Your browser asks our BTX node for a fresh matmul_service_challenge_v1. It's anchored to the live mainnet block — every challenge carries previousblockhash, seed_a, seed_b, and a target. No two challenges are the same; expired ones can't be reused.
A solver does real CPU work: build matrices A,B deterministically from the seeds, multiply them in the M31 prime field, compress the transcript through a rolling SHA-256d hasher, and hunt for a nonce64 whose final digest beats target. Roughly ~150M field multiplies per attempt.
The proof (nonce64_hex, digest_hex) goes to redeemmatmulserviceproof. The node re-runs the math (Freivalds + transcript check), marks the challenge consumed, and only then do we mint the ASCII art seeded by the challenge_id. One challenge = one mint. No replays.
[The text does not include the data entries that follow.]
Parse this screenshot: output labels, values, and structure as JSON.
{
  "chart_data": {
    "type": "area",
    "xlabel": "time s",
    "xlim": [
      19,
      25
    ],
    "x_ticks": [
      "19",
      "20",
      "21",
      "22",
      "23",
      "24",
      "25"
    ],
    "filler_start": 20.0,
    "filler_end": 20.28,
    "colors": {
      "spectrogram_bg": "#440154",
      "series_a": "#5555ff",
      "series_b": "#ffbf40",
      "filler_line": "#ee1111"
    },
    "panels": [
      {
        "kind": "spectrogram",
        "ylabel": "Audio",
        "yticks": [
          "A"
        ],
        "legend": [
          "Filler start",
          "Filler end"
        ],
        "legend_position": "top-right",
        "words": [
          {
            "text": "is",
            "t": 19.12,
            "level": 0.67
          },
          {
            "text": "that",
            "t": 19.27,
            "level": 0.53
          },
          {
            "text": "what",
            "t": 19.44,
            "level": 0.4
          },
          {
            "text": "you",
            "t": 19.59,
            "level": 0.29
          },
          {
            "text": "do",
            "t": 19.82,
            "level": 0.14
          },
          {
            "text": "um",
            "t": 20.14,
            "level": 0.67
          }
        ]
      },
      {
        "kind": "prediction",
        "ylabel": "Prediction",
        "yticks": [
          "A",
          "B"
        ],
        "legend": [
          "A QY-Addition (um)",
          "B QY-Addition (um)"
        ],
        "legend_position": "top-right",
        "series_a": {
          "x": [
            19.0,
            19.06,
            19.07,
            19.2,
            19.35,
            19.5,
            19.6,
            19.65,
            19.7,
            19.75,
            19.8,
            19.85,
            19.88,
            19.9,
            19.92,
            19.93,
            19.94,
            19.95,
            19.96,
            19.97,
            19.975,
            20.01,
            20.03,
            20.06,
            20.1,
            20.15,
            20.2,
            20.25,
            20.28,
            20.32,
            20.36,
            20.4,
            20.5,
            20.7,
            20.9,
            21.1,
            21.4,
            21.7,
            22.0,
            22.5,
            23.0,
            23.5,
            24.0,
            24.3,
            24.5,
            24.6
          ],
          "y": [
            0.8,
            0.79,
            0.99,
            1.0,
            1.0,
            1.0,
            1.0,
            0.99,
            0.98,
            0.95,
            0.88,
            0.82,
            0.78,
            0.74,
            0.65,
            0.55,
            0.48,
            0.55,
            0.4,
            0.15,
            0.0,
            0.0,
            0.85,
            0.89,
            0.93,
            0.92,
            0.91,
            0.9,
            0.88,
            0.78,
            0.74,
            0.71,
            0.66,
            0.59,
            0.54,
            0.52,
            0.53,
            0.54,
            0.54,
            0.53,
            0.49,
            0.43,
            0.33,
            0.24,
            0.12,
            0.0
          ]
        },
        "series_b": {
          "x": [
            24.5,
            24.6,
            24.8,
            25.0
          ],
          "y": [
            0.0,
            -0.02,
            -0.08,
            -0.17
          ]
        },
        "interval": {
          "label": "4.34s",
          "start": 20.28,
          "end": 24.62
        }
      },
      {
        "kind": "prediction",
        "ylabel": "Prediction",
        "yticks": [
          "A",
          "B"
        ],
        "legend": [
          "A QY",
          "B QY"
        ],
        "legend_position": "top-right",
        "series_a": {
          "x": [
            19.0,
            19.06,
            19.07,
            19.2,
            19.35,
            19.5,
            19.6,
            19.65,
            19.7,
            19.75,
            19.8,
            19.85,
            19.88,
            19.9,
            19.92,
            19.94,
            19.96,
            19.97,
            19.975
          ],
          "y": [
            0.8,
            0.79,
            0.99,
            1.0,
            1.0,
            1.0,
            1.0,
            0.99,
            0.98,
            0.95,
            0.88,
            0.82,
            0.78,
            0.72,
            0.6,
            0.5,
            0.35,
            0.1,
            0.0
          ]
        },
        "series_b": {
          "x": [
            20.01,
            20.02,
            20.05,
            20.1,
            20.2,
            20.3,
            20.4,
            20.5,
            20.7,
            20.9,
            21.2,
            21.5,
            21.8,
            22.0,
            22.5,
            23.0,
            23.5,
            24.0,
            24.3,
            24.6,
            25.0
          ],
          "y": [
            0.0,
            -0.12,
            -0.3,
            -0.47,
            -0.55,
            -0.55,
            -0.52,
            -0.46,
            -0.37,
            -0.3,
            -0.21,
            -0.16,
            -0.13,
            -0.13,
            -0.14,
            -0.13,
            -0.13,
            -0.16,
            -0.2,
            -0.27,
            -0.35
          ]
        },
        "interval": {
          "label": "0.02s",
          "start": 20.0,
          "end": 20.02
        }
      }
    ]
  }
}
You didn't sign up. You didn't pay. You spent verifiable computation instead. The chain — not us — decides whether your work was valid.
Every challenge ID embeds the current BTX block hash. Refresh in 90 s and the anchor changes. Try replaying an old proof — the node rejects it with already_redeemed or expired.
An LLM, a swarm worker, or a curl one-liner hits /challenge + /redeem identically. This is how AI services gate themselves against bots without captchas or seat licenses.